Charles Darwin: The Origin of Species by means of Natural Selection

CHAPTER XIV. MUTUAL AFFINITIES OF ORGANIC BEINGS: MORPHOLOGY -- EMBRYOLOGY -- RUDIMENTARY ORGANS.
3. ON THE NATURE OF THE AFFINITIES CONNECTING ORGANIC BEINGS. (continued)

Finally, we have seen that natural selection, which follows from the struggle for existence, and which almost inevitably leads to extinction and divergence of character in the descendants from any one parent-species, explains that great and universal feature in the affinities of all organic beings, namely, their subordination in group under group. We use the element of descent in classing the individuals of both sexes and of all ages under one species, although they may have but few characters in common; we use descent in classing acknowledged varieties, however different they may be from their parents; and I believe that this element of descent is the hidden bond of connexion which naturalists have sought under the term of the Natural System. On this idea of the natural system being, in so far as it has been perfected, genealogical in its arrangement, with the grades of difference expressed by the terms genera, families, orders, etc., we can understand the rules which we are compelled to follow in our classification. We can understand why we value certain resemblances far more than others; why we use rudimentary and useless organs, or others of trifling physiological importance; why, in finding the relations between one group and another, we summarily reject analogical or adaptive characters, and yet use these same characters within the limits of the same group. We can clearly see how it is that all living and extinct forms can be grouped together within a few great classes; and how the several members of each class are connected together by the most complex and radiating lines of affinities. We shall never, probably, disentangle the inextricable web of the affinities between the members of any one class; but when we have a distinct object in view, and do not look to some unknown plan of creation, we may hope to make sure but slow progress.

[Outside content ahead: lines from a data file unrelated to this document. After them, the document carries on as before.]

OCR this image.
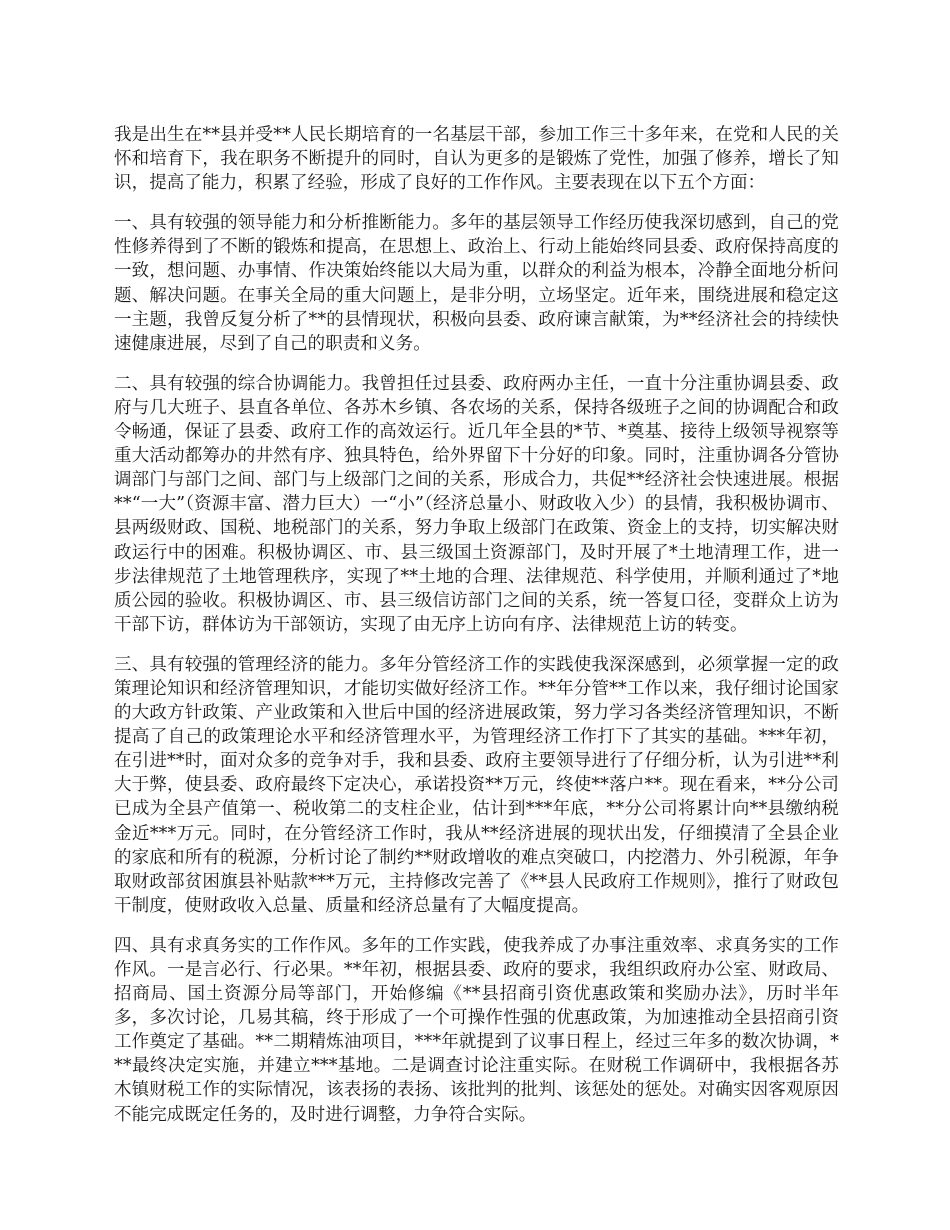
我是出生在**县并受**人民长期培育的一名基层干部，参加工作三十多年来，在党和人民的关怀和培育下，我在职务不断提升的同时，自认为更多的是锻炼了党性，加强了修养，增长了知识，提高了能力，积累了经验，形成了良好的工作作风。主要表现在以下五个方面：

一、具有较强的领导能力和分析推断能力。多年的基层领导工作经历使我深切感到，自己的党性修养得到了不断的锻炼和提高，在思想上、政治上、行动上能始终同县委、政府保持高度的一致，想问题、办事情、作决策始终能以大局为重，以群众的利益为根本，冷静全面地分析问题、解决问题。在事关全局的重大问题上，是非分明，立场坚定。近年来，围绕进展和稳定这一主题，我曾反复分析了**的县情现状，积极向县委、政府谏言献策，为**经济社会的持续快速健康进展，尽到了自己的职责和义务。

二、具有较强的综合协调能力。我曾担任过县委、政府两办主任，一直十分注重协调县委、政府与几大班子、县直各单位、各苏木乡镇、各农场的关系，保持各级班子之间的协调配合和政令畅通，保证了县委、政府工作的高效运行。近几年全县的*节、*奠基、接待上级领导视察等重大活动都筹办的井然有序、独具特色，给外界留下十分好的印象。同时，注重协调各分管协调部门与部门之间、部门与上级部门之间的关系，形成合力，共促**经济社会快速进展。根据**“一大”（资源丰富、潜力巨大）一“小”（经济总量小、财政收入少）的县情，我积极协调市、县两级财政、国税、地税部门的关系，努力争取上级部门在政策、资金上的支持，切实解决财政运行中的困难。积极协调区、市、县三级国土资源部门，及时开展了*土地清理工作，进一步法律规范了土地管理秩序，实现了**土地的合理、法律规范、科学使用，并顺利通过了*地质公园的验收。积极协调区、市、县三级信访部门之间的关系，统一答复口径，变群众上访为干部下访，群体访为干部领访，实现了由无序上访向有序、法律规范上访的转变。

三、具有较强的管理经济的能力。多年分管经济工作的实践使我深深感到，必须掌握一定的政策理论知识和经济管理知识，才能切实做好经济工作。**年分管**工作以来，我仔细讨论国家的大政方针政策、产业政策和入世后中国的经济进展政策，努力学习各类经济管理知识，不断提高了自己的政策理论水平和经济管理水平，为管理经济工作打下了其实的基础。***年初，在引进**时，面对众多的竞争对手，我和县委、政府主要领导进行了仔细分析，认为引进**利大于弊，使县委、政府最终下定决心，承诺投资**万元，终使**落户**。现在看来，**分公司已成为全县产值第一、税收第二的支柱企业，估计到***年底，**分公司将累计向**县缴纳税金近***万元。同时，在分管经济工作时，我从**经济进展的现状出发，仔细摸清了全县企业的家底和所有的税源，分析讨论了制约**财政增收的难点突破口，内挖潜力、外引税源，年争取财政部贫困旗县补贴款***万元，主持修改完善了《**县人民政府工作规则》，推行了财政包干制度，使财政收入总量、质量和经济总量有了大幅度提高。

四、具有求真务实的工作作风。多年的工作实践，使我养成了办事注重效率、求真务实的工作作风。一是言必行、行必果。**年初，根据县委、政府的要求，我组织政府办公室、财政局、招商局、国土资源分局等部门，开始修编《**县招商引资优惠政策和奖励办法》，历时半年多，多次讨论，几易其稿，终于形成了一个可操作性强的优惠政策，为加速推动全县招商引资工作奠定了基础。**二期精炼油项目，***年就提到了议事日程上，经过三年多的数次协调，***最终决定实施，并建立***基地。二是调查讨论注重实际。在财税工作调研中，我根据各苏木镇财税工作的实际情况，该表扬的表扬、该批判的批判、该惩处的惩处。对确实因客观原因不能完成既定任务的，及时进行调整，力争符合实际。
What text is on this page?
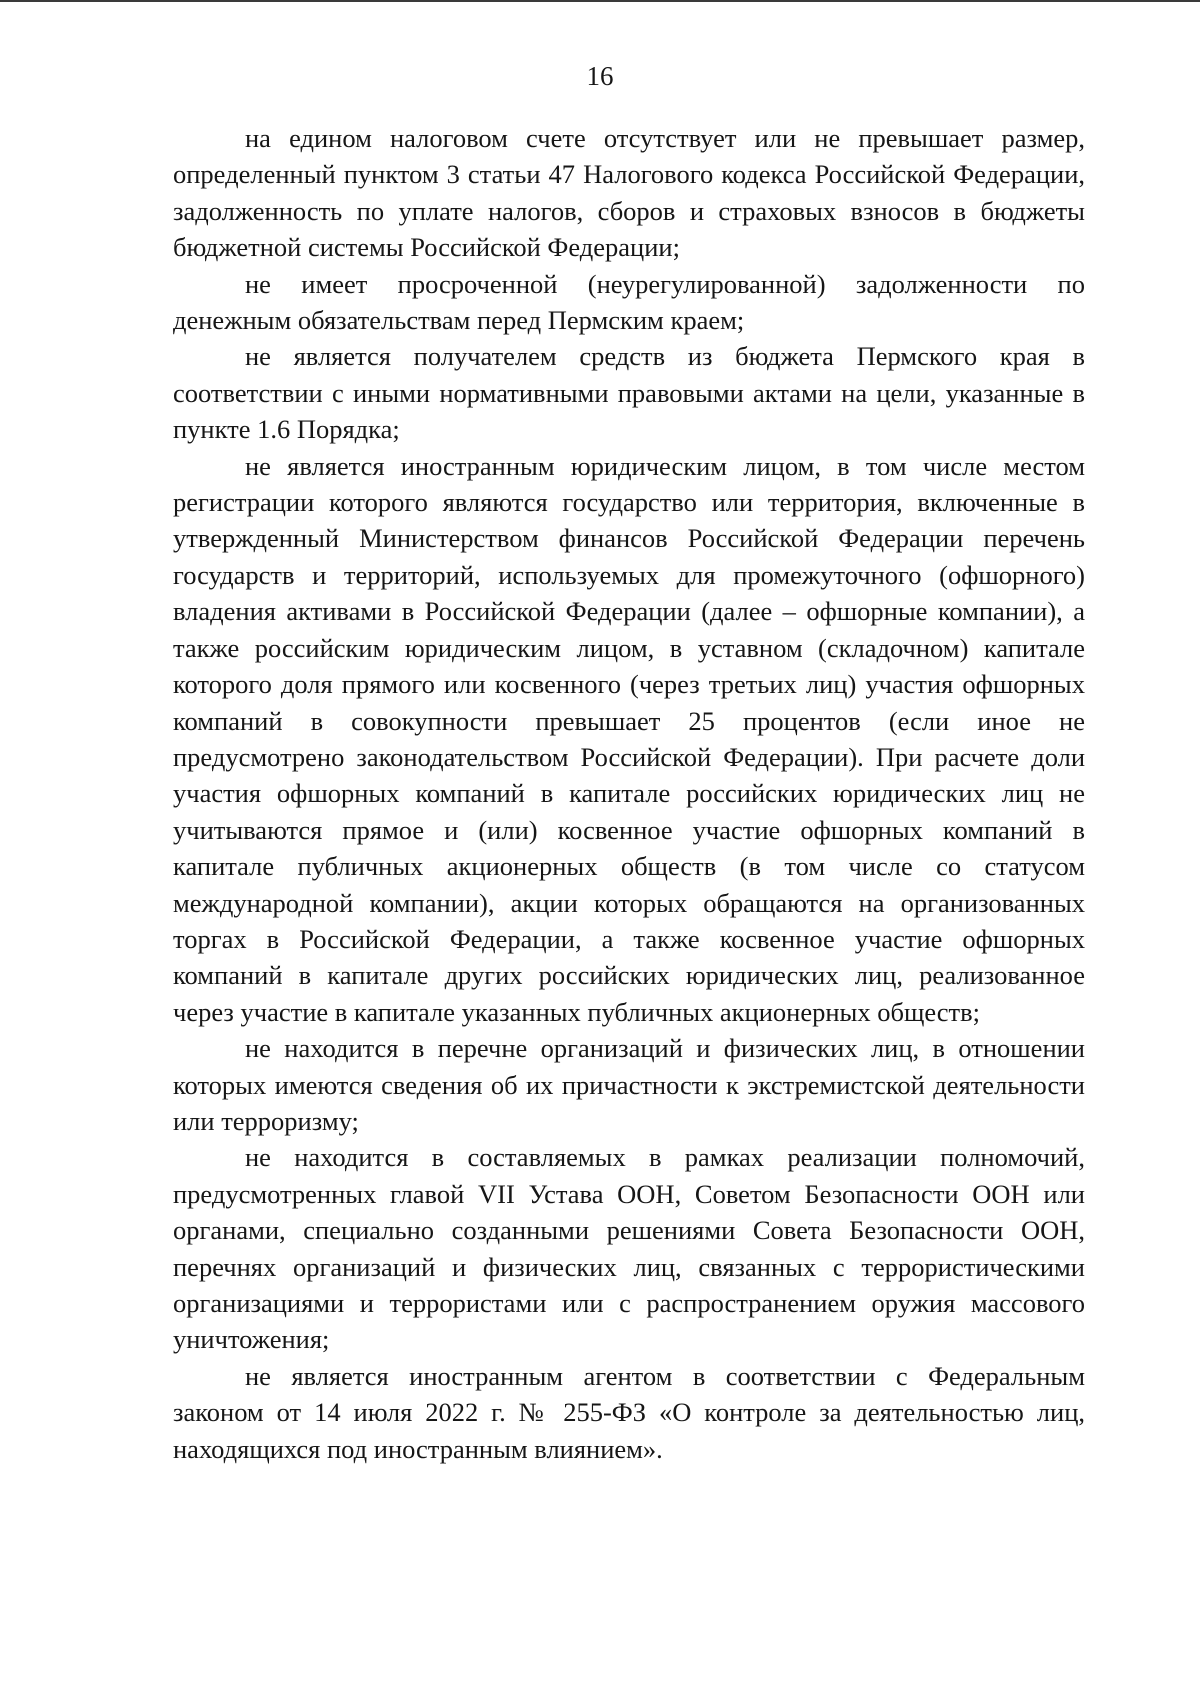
16

на едином налоговом счете отсутствует или не превышает размер, определенный пунктом 3 статьи 47 Налогового кодекса Российской Федерации, задолженность по уплате налогов, сборов и страховых взносов в бюджеты бюджетной системы Российской Федерации;

не имеет просроченной (неурегулированной) задолженности по денежным обязательствам перед Пермским краем;

не является получателем средств из бюджета Пермского края в соответствии с иными нормативными правовыми актами на цели, указанные в пункте 1.6 Порядка;

не является иностранным юридическим лицом, в том числе местом регистрации которого являются государство или территория, включенные в утвержденный Министерством финансов Российской Федерации перечень государств и территорий, используемых для промежуточного (офшорного) владения активами в Российской Федерации (далее – офшорные компании), а также российским юридическим лицом, в уставном (складочном) капитале которого доля прямого или косвенного (через третьих лиц) участия офшорных компаний в совокупности превышает 25 процентов (если иное не предусмотрено законодательством Российской Федерации). При расчете доли участия офшорных компаний в капитале российских юридических лиц не учитываются прямое и (или) косвенное участие офшорных компаний в капитале публичных акционерных обществ (в том числе со статусом международной компании), акции которых обращаются на организованных торгах в Российской Федерации, а также косвенное участие офшорных компаний в капитале других российских юридических лиц, реализованное через участие в капитале указанных публичных акционерных обществ;

не находится в перечне организаций и физических лиц, в отношении которых имеются сведения об их причастности к экстремистской деятельности или терроризму;

не находится в составляемых в рамках реализации полномочий, предусмотренных главой VII Устава ООН, Советом Безопасности ООН или органами, специально созданными решениями Совета Безопасности ООН, перечнях организаций и физических лиц, связанных с террористическими организациями и террористами или с распространением оружия массового уничтожения;

не является иностранным агентом в соответствии с Федеральным законом от 14 июля 2022 г. № 255-ФЗ «О контроле за деятельностью лиц, находящихся под иностранным влиянием».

Professor Haeckel in his "Generelle Morphologie" and in another works, has recently brought his great knowledge and abilities to bear on what he calls phylogeny, or the lines of descent of all organic beings. In drawing up the several series he trusts chiefly to embryological characters, but receives aid from homologous and rudimentary organs, as well as from the successive periods at which the various forms of life are believed to have first appeared in our geological formations. He has thus boldly made a great beginning, and shows us how classification will in the future be treated.